Tetraphase Pharmaceuticals has completed enrollment in IGNITE3, an ongoing phase 3 clinical trial comparing the efficacy and safety of once-daily IV eravacycline with ertapenem for the treatment of complicated urinary tract infections, according to a press release.
Eravacycline, an antibiotic created to combat multidrug-resistant pathogens, is currently in development for the treatment of complicated intra-abdominal infections (cIAIs) and complicated urinary tract infections (cUTIs), according to the release. IGNITE3 has currently enrolled approximately 1,200 patients who were randomly assigned 1:1 to receive once-daily IV eravacycline or ertapenem — which is marketed under the brand name Invanz (Merck) — for a minimum of 5 days. After this time, eligible patients will transition over to an appropriate oral agent. The company expects to report top-line data from IGNITE3 by early 2018.

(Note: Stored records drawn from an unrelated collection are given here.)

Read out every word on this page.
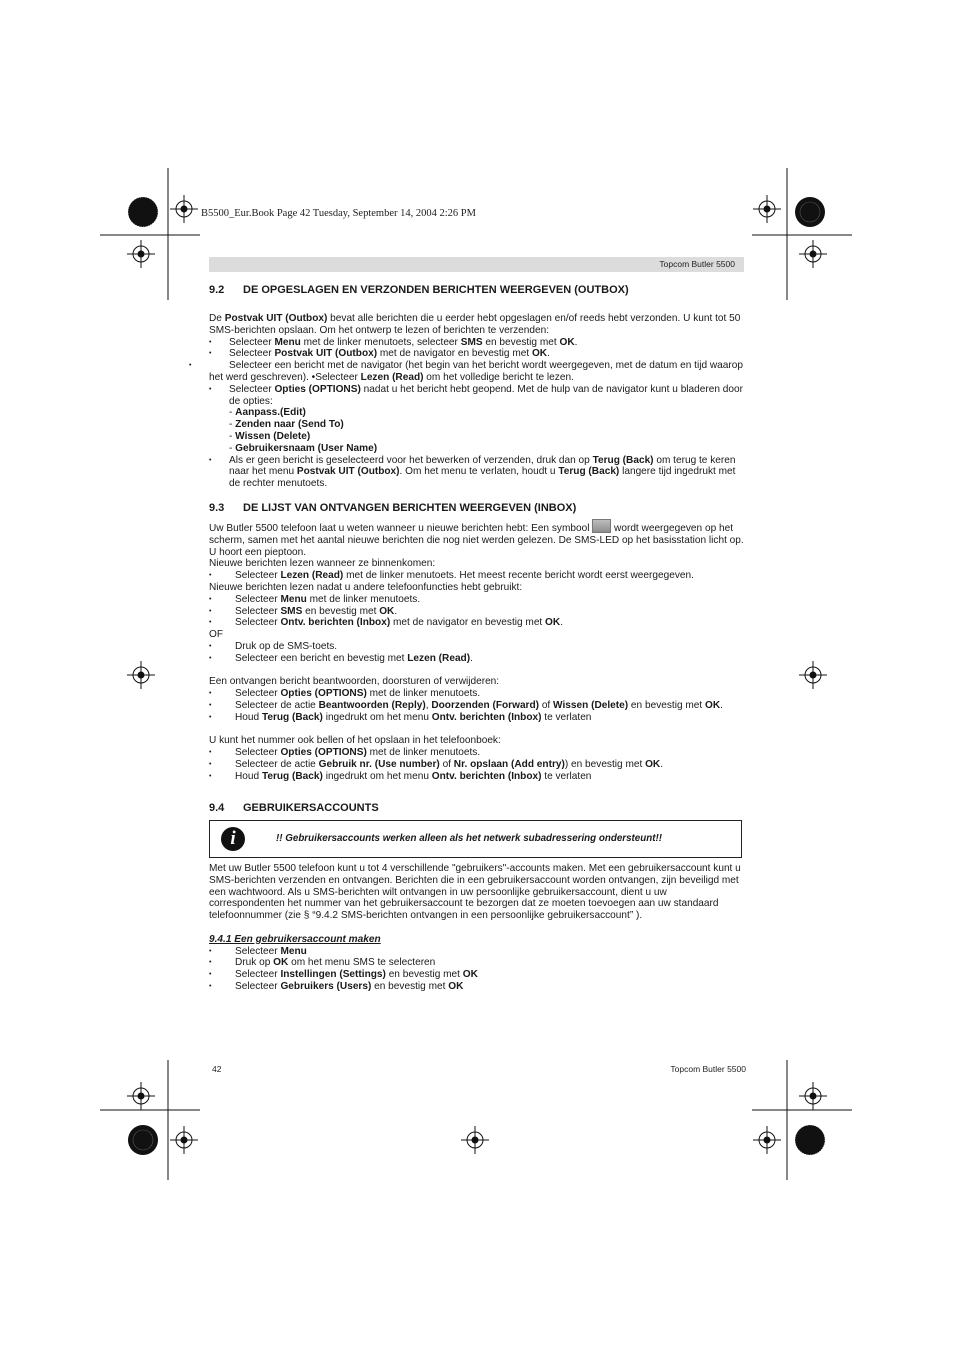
B5500_Eur.Book Page 42 Tuesday, September 14, 2004 2:26 PM
Topcom Butler 5500
9.2 DE OPGESLAGEN EN VERZONDEN BERICHTEN WEERGEVEN (OUTBOX)

De Postvak UIT (Outbox) bevat alle berichten die u eerder hebt opgeslagen en/of reeds hebt verzonden. U kunt tot 50 SMS-berichten opslaan. Om het ontwerp te lezen of berichten te verzenden:

• Selecteer Menu met de linker menutoets, selecteer SMS en bevestig met OK.

• Selecteer Postvak UIT (Outbox) met de navigator en bevestig met OK.

•	Selecteer een bericht met de navigator (het begin van het bericht wordt weergegeven, met de datum en tijd waarop het werd geschreven). •Selecteer Lezen (Read) om het volledige bericht te lezen.

• Selecteer Opties (OPTIONS) nadat u het bericht hebt geopend. Met de hulp van de navigator kunt u bladeren door de opties:

- Aanpass.(Edit)

- Zenden naar (Send To)

- Wissen (Delete)

- Gebruikersnaam (User Name)

• Als er geen bericht is geselecteerd voor het bewerken of verzenden, druk dan op Terug (Back) om terug te keren naar het menu Postvak UIT (Outbox). Om het menu te verlaten, houdt u Terug (Back) langere tijd ingedrukt met de rechter menutoets.

9.3 DE LIJST VAN ONTVANGEN BERICHTEN WEERGEVEN (INBOX)

Uw Butler 5500 telefoon laat u weten wanneer u nieuwe berichten hebt: Een symbool  wordt weergegeven op het scherm, samen met het aantal nieuwe berichten die nog niet werden gelezen. De SMS-LED op het basisstation licht op. U hoort een pieptoon.

Nieuwe berichten lezen wanneer ze binnenkomen:

• Selecteer Lezen (Read) met de linker menutoets. Het meest recente bericht wordt eerst weergegeven.

Nieuwe berichten lezen nadat u andere telefoonfuncties hebt gebruikt:

• Selecteer Menu met de linker menutoets.

• Selecteer SMS en bevestig met OK.

• Selecteer Ontv. berichten (Inbox) met de navigator en bevestig met OK.

OF

• Druk op de SMS-toets.

• Selecteer een bericht en bevestig met Lezen (Read).

Een ontvangen bericht beantwoorden, doorsturen of verwijderen:

• Selecteer Opties (OPTIONS) met de linker menutoets.

• Selecteer de actie Beantwoorden (Reply), Doorzenden (Forward) of Wissen (Delete) en bevestig met OK.

• Houd Terug (Back) ingedrukt om het menu Ontv. berichten (Inbox) te verlaten

U kunt het nummer ook bellen of het opslaan in het telefoonboek:

• Selecteer Opties (OPTIONS) met de linker menutoets.

• Selecteer de actie Gebruik nr. (Use number) of Nr. opslaan (Add entry)) en bevestig met OK.

• Houd Terug (Back) ingedrukt om het menu Ontv. berichten (Inbox) te verlaten

9.4 GEBRUIKERSACCOUNTS
i	!! Gebruikersaccounts werken alleen als het netwerk subadressering ondersteunt!!

Met uw Butler 5500 telefoon kunt u tot 4 verschillende "gebruikers"-accounts maken. Met een gebruikersaccount kunt u SMS-berichten verzenden en ontvangen. Berichten die in een gebruikersaccount worden ontvangen, zijn beveiligd met een wachtwoord. Als u SMS-berichten wilt ontvangen in uw persoonlijke gebruikersaccount, dient u uw correspondenten het nummer van het gebruikersaccount te bezorgen dat ze moeten toevoegen aan uw standaard telefoonnummer (zie § “9.4.2 SMS-berichten ontvangen in een persoonlijke gebruikersaccount” ).

9.4.1 Een gebruikersaccount maken

• Selecteer Menu

• Druk op OK om het menu SMS te selecteren

• Selecteer Instellingen (Settings) en bevestig met OK

• Selecteer Gebruikers (Users) en bevestig met OK

42	Topcom Butler 5500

Data from the IGNITE2 clinical trial showed higher response rates among patients with cUTIs who stayed on IV eravacycline compared with those who switched from IV to oral levofloxacin. However, an IV-to-oral regimen of eravacycline was inferior to IV-to-oral levofloxacin in that study. Meanwhile, findings from the IGNITE1 and IGNITE4 trials demonstrated that twice-daily IV eravacycline was noninferior to comparators ertapenem and meropenem in patients with cIAIs.

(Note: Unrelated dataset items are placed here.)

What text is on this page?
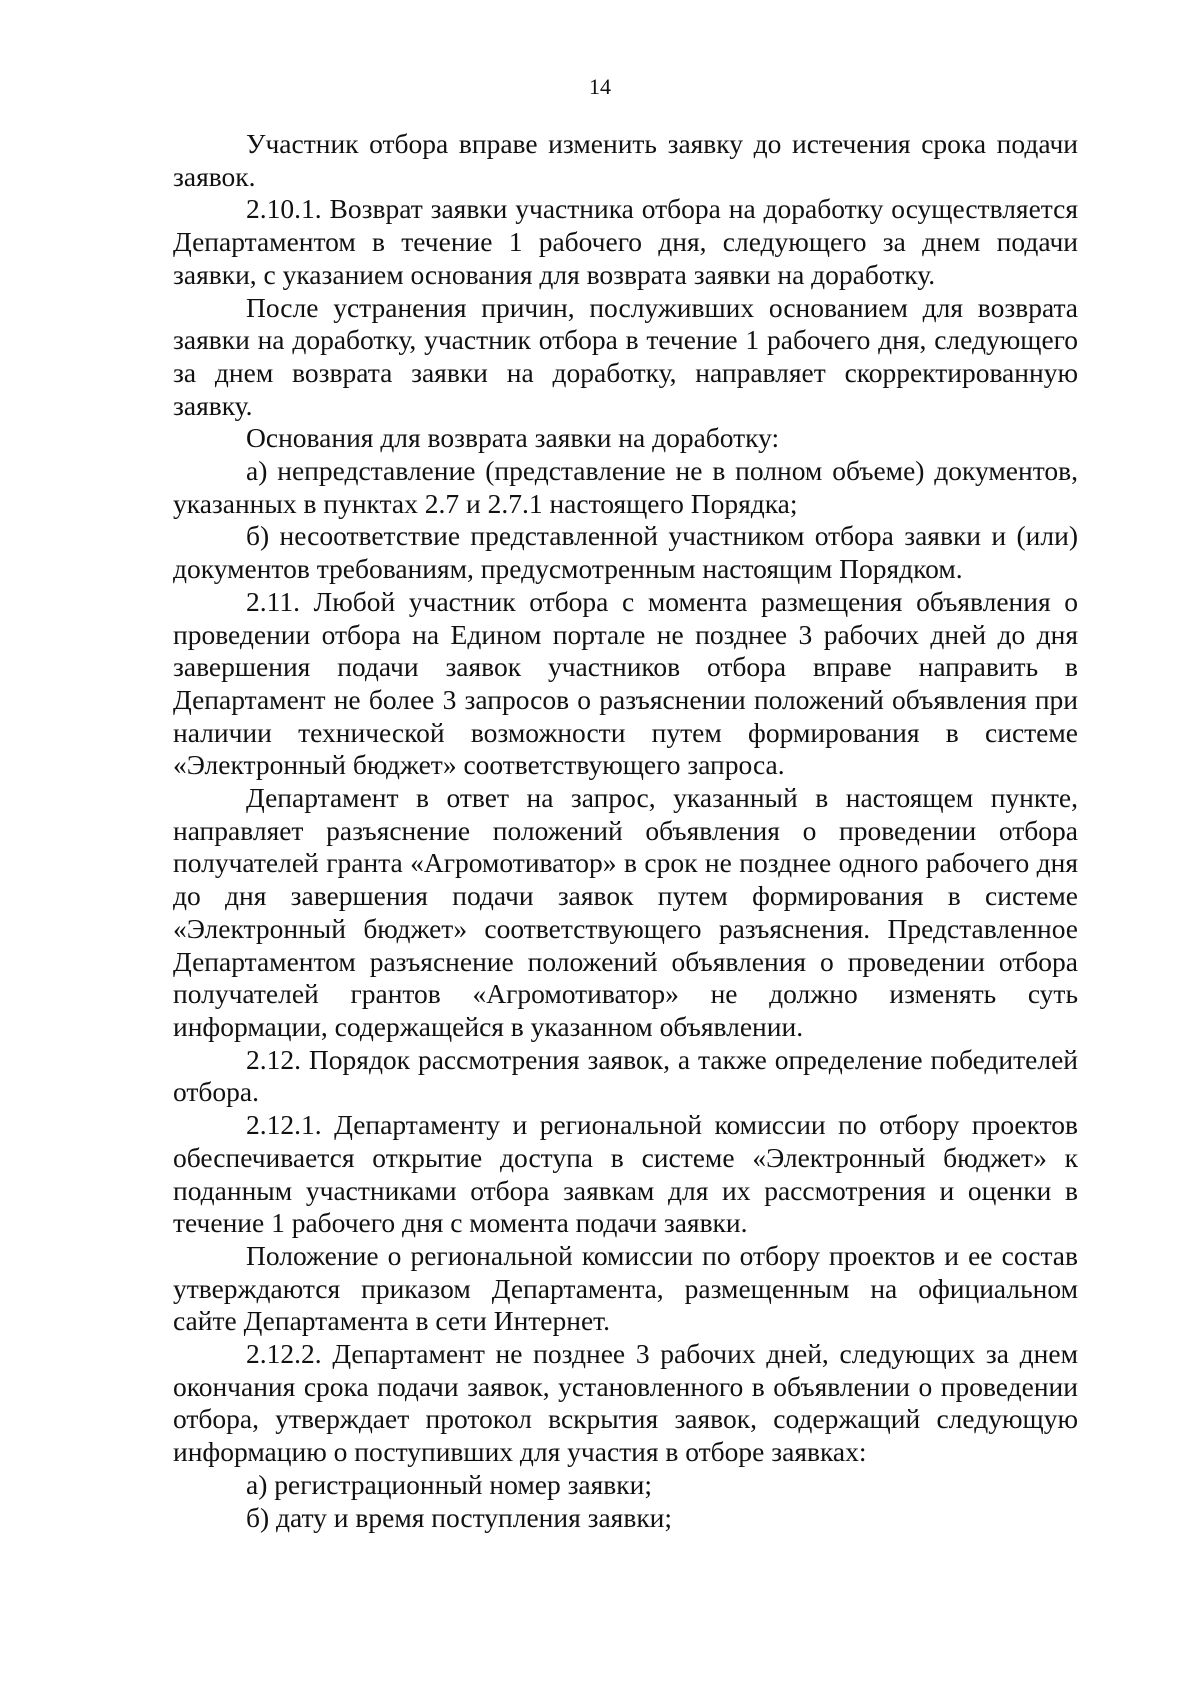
14

Участник отбора вправе изменить заявку до истечения срока подачи заявок.

2.10.1. Возврат заявки участника отбора на доработку осуществляется Департаментом в течение 1 рабочего дня, следующего за днем подачи заявки, с указанием основания для возврата заявки на доработку.

После устранения причин, послуживших основанием для возврата заявки на доработку, участник отбора в течение 1 рабочего дня, следующего за днем возврата заявки на доработку, направляет скорректированную заявку.

Основания для возврата заявки на доработку:

а) непредставление (представление не в полном объеме) документов, указанных в пунктах 2.7 и 2.7.1 настоящего Порядка;

б) несоответствие представленной участником отбора заявки и (или) документов требованиям, предусмотренным настоящим Порядком.

2.11. Любой участник отбора с момента размещения объявления о проведении отбора на Едином портале не позднее 3 рабочих дней до дня завершения подачи заявок участников отбора вправе направить в Департамент не более 3 запросов о разъяснении положений объявления при наличии технической возможности путем формирования в системе «Электронный бюджет» соответствующего запроса.

Департамент в ответ на запрос, указанный в настоящем пункте, направляет разъяснение положений объявления о проведении отбора получателей гранта «Агромотиватор» в срок не позднее одного рабочего дня до дня завершения подачи заявок путем формирования в системе «Электронный бюджет» соответствующего разъяснения. Представленное Департаментом разъяснение положений объявления о проведении отбора получателей грантов «Агромотиватор» не должно изменять суть информации, содержащейся в указанном объявлении.

2.12. Порядок рассмотрения заявок, а также определение победителей отбора.

2.12.1. Департаменту и региональной комиссии по отбору проектов обеспечивается открытие доступа в системе «Электронный бюджет» к поданным участниками отбора заявкам для их рассмотрения и оценки в течение 1 рабочего дня с момента подачи заявки.

Положение о региональной комиссии по отбору проектов и ее состав утверждаются приказом Департамента, размещенным на официальном сайте Департамента в сети Интернет.

2.12.2. Департамент не позднее 3 рабочих дней, следующих за днем окончания срока подачи заявок, установленного в объявлении о проведении отбора, утверждает протокол вскрытия заявок, содержащий следующую информацию о поступивших для участия в отборе заявках:

а) регистрационный номер заявки;

б) дату и время поступления заявки;
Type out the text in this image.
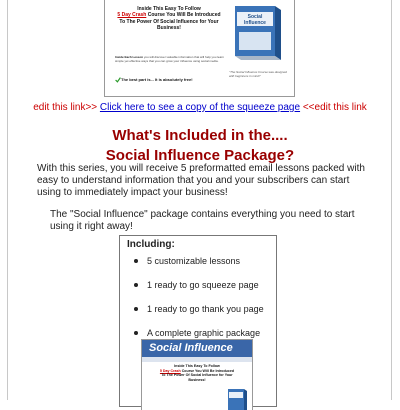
Inside This Easy To Follow
5 Day Crash Course You Will Be Introduced To The Power Of Social Influence for Your Business!
Inside Each Lesson you will discover valuable information that will help you learn simple yet effective ways that you can grow your influence using social media.
The best part is... It is absolutely free!
Social
Influence
"The Social Influence Course was designed with beginners in mind!"
edit this link>> Click here to see a copy of the squeeze page <<edit this link
What's Included in the....
Social Influence Package?
With this series, you will receive 5 preformatted email lessons packed with easy to understand information that you and your subscribers can start using to immediately impact your business!
The "Social Influence" package contains everything you need to start using it right away!
Including:
5 customizable lessons
1 ready to go squeeze page
1 ready to go thank you page
A complete graphic package
Social Influence
Inside This Easy To Follow
5 Day Crash Course You Will Be Introduced To The Power Of Social Influence for Your Business!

While IGNITE3 is underway, Tetraphase will also prepare a new drug application for twice-daily IV eravacycline in cIAIs using data from the IGNITE1 and IGNITE4 trials, according to the release. With positive results from the IGNITE3 trial and approval of IV eravacycline for the treatment of cIAIs, the company plans to file a supplemental application for IV eravacycline as a new treatment for patients with cUTIs, the release said.

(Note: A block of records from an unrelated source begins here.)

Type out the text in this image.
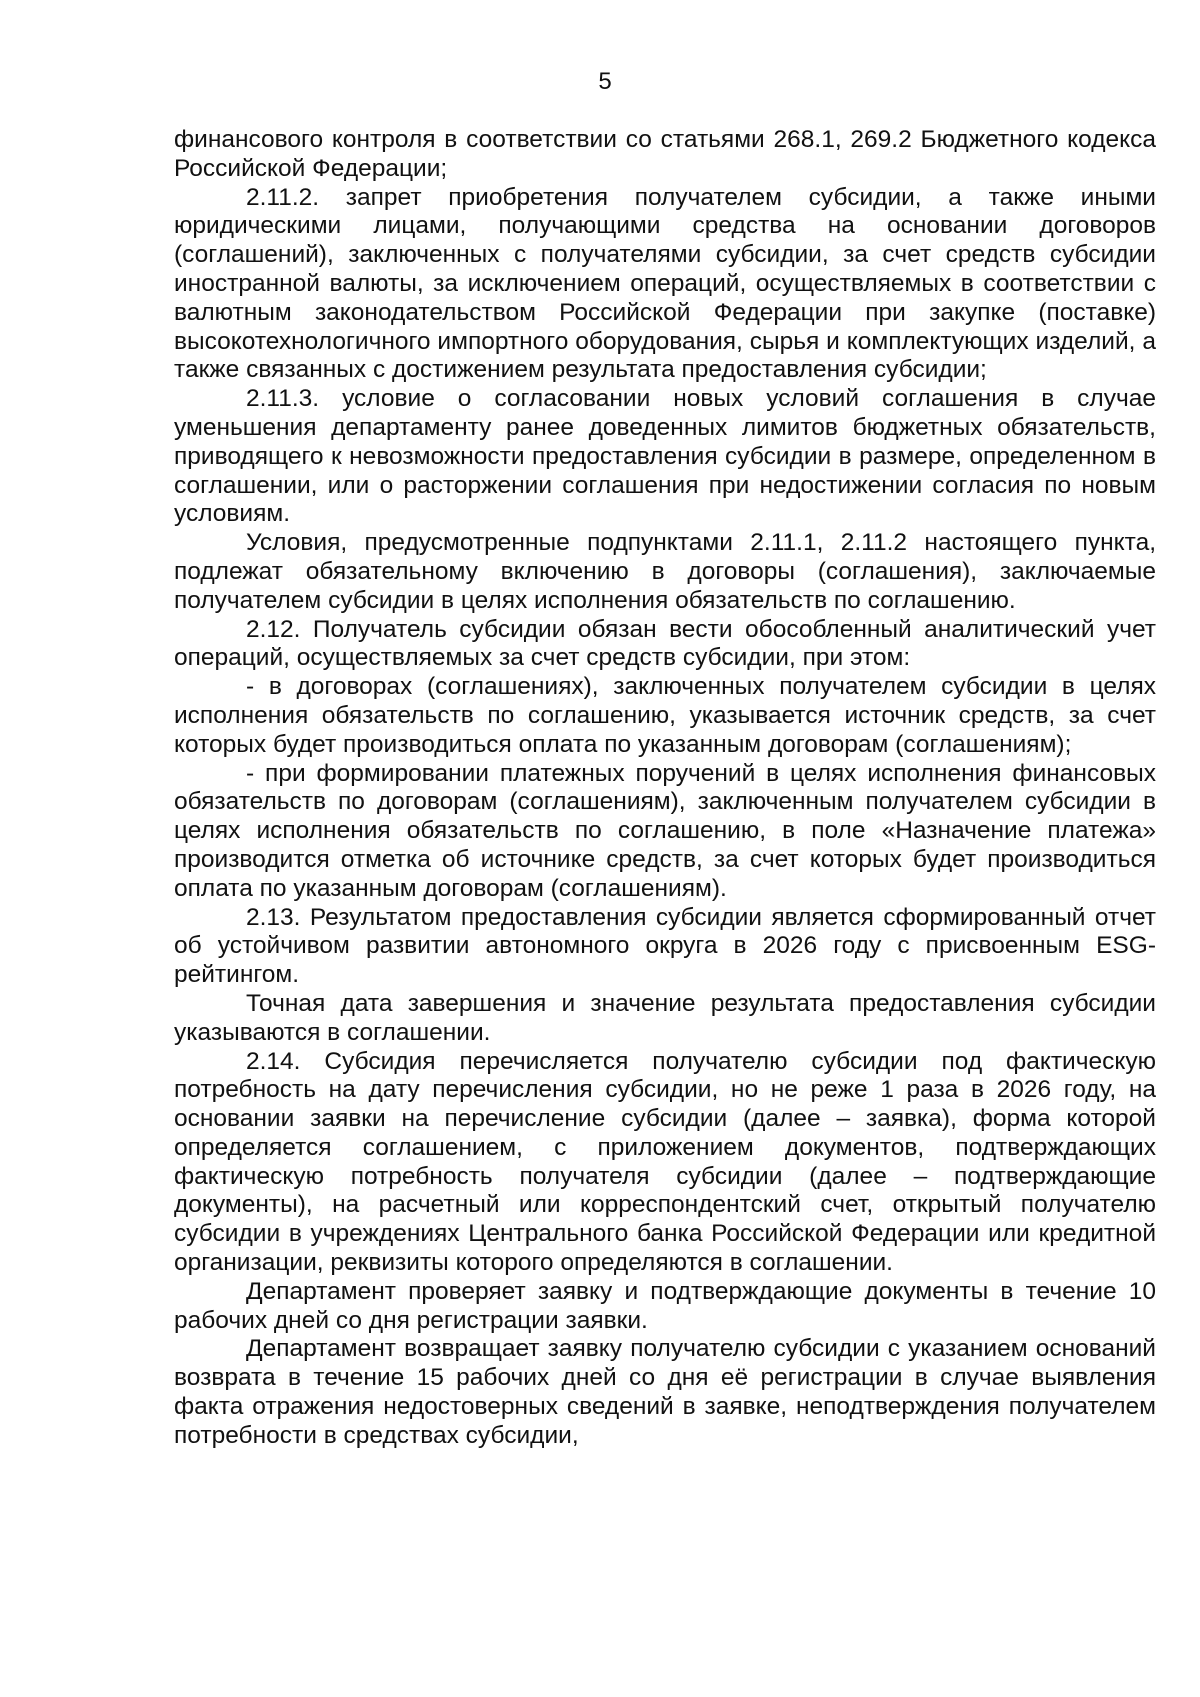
5

финансового контроля в соответствии со статьями 268.1, 269.2 Бюджетного кодекса Российской Федерации;

2.11.2. запрет приобретения получателем субсидии, а также иными юридическими лицами, получающими средства на основании договоров (соглашений), заключенных с получателями субсидии, за счет средств субсидии иностранной валюты, за исключением операций, осуществляемых в соответствии с валютным законодательством Российской Федерации при закупке (поставке) высокотехнологичного импортного оборудования, сырья и комплектующих изделий, а также связанных с достижением результата предоставления субсидии;

2.11.3. условие о согласовании новых условий соглашения в случае уменьшения департаменту ранее доведенных лимитов бюджетных обязательств, приводящего к невозможности предоставления субсидии в размере, определенном в соглашении, или о расторжении соглашения при недостижении согласия по новым условиям.

Условия, предусмотренные подпунктами 2.11.1, 2.11.2 настоящего пункта, подлежат обязательному включению в договоры (соглашения), заключаемые получателем субсидии в целях исполнения обязательств по соглашению.

2.12. Получатель субсидии обязан вести обособленный аналитический учет операций, осуществляемых за счет средств субсидии, при этом:

- в договорах (соглашениях), заключенных получателем субсидии в целях исполнения обязательств по соглашению, указывается источник средств, за счет которых будет производиться оплата по указанным договорам (соглашениям);

- при формировании платежных поручений в целях исполнения финансовых обязательств по договорам (соглашениям), заключенным получателем субсидии в целях исполнения обязательств по соглашению, в поле «Назначение платежа» производится отметка об источнике средств, за счет которых будет производиться оплата по указанным договорам (соглашениям).

2.13. Результатом предоставления субсидии является сформированный отчет об устойчивом развитии автономного округа в 2026 году с присвоенным ESG-рейтингом.

Точная дата завершения и значение результата предоставления субсидии указываются в соглашении.

2.14. Субсидия перечисляется получателю субсидии под фактическую потребность на дату перечисления субсидии, но не реже 1 раза в 2026 году, на основании заявки на перечисление субсидии (далее – заявка), форма которой определяется соглашением, с приложением документов, подтверждающих фактическую потребность получателя субсидии (далее – подтверждающие документы), на расчетный или корреспондентский счет, открытый получателю субсидии в учреждениях Центрального банка Российской Федерации или кредитной организации, реквизиты которого определяются в соглашении.

Департамент проверяет заявку и подтверждающие документы в течение 10 рабочих дней со дня регистрации заявки.

Департамент возвращает заявку получателю субсидии с указанием оснований возврата в течение 15 рабочих дней со дня её регистрации в случае выявления факта отражения недостоверных сведений в заявке, неподтверждения получателем потребности в средствах субсидии,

“Rates of quinolone resistance in hospitals in the U.S. and around the world continue to rise, limiting the effectiveness of available treatments,” Guy Macdonald, CEO of Tetraphase, told Infectious Disease News. “Soon, Tetraphase will have phase 3 data from a large patient pool on a once-daily IV therapy for complicated urinary tract infections. If eravacycline is approved by the FDA, it would represent a new treatment option, particularly for patients eligible for completing their course of antibiotics in an outpatient setting, which would be good news for clinicians.” – by Savannah Demko
Disclosure: Macdonald is CEO of Tetraphase.